The goal is to enhance the diversity of the training dataset through RTT, leading to improved summarization performance on medical questions by introducing paraphrased variations.
- Dataset Preparation: Load and preprocess the MeQSum dataset, which includes medical questions and their summaries.
- Round-Trip Translation (RTT) for Data Augmentation: Translate questions to multiple languages (Spanish, German, Italian, Chinese Simplified, French) and back to English to generate diverse paraphrases.
- Question Selection Using Similarity Metrics:
- Fréchet Question Distance (FQD)
- Precision Recall Question Distance (PRQD)
- Question Semantic Volume (QSV) [Bonus]
- Summarization Model: Fine-tune and apply pre-trained models (T5, BART) on original and augmented datasets.

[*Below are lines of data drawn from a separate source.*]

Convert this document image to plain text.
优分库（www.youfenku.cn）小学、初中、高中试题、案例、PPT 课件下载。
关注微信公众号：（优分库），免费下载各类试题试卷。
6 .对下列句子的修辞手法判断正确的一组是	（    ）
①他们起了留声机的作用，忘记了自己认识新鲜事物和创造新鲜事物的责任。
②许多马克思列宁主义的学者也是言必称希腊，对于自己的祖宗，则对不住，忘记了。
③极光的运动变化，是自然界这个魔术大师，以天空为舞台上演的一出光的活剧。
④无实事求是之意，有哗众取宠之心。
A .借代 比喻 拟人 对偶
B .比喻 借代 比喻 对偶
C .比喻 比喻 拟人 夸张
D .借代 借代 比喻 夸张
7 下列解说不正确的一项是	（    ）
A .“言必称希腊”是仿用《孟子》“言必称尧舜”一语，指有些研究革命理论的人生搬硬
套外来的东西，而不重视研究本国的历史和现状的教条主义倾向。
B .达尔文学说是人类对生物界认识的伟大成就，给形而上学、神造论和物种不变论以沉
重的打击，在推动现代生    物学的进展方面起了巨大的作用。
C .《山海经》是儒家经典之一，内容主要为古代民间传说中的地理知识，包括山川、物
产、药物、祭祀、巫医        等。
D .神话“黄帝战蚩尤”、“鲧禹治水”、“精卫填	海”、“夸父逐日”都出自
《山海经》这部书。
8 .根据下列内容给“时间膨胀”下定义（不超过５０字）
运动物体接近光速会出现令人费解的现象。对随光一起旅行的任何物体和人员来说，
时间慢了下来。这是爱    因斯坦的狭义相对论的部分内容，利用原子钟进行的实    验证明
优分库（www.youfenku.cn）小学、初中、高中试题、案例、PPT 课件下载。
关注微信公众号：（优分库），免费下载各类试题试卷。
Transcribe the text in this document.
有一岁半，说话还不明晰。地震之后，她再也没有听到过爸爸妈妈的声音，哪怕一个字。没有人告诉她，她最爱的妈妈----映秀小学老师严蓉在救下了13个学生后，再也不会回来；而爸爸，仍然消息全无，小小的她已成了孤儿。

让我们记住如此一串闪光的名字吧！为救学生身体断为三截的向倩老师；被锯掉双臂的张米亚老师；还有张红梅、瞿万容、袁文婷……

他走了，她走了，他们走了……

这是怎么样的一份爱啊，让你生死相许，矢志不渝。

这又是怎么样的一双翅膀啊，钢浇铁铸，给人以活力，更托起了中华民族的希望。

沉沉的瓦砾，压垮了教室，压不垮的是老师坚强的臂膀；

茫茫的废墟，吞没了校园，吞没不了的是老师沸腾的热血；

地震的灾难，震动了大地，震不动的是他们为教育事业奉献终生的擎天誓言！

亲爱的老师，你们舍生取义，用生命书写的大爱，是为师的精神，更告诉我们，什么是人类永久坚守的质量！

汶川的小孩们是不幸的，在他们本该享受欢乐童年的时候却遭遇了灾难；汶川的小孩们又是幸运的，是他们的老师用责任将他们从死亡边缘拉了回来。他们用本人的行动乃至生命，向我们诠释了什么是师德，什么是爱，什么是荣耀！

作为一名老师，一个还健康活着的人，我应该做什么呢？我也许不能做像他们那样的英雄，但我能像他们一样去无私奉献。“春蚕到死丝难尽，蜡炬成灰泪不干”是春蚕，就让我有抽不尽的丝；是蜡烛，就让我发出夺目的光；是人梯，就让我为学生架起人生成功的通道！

- Evaluation and Analysis: Assess summaries using ROUGE-1, ROUGE-2, BLEU, and compare performance.
-
Clone the repository:
git clone https://github.com/omidnaeej/RTT-Medical-Question-Summarization.git cd RTT-Medical-Question-Summarization -
Install the required packages:
pip install -r requirements.txt
Note: This project uses Python 3.11+. Ensure you have CUDA support if using GPU for models.
-
Open the Jupyter notebook:
jupyter notebook RTT-Medical-Question-Summarization.ipynb -
Run the cells sequentially to preprocess data, perform RTT augmentation, select questions, train/evaluate models, and view results.
The project compares summarization performance on original vs. augmented datasets, showing improvements in evaluation metrics due to RTT augmentation.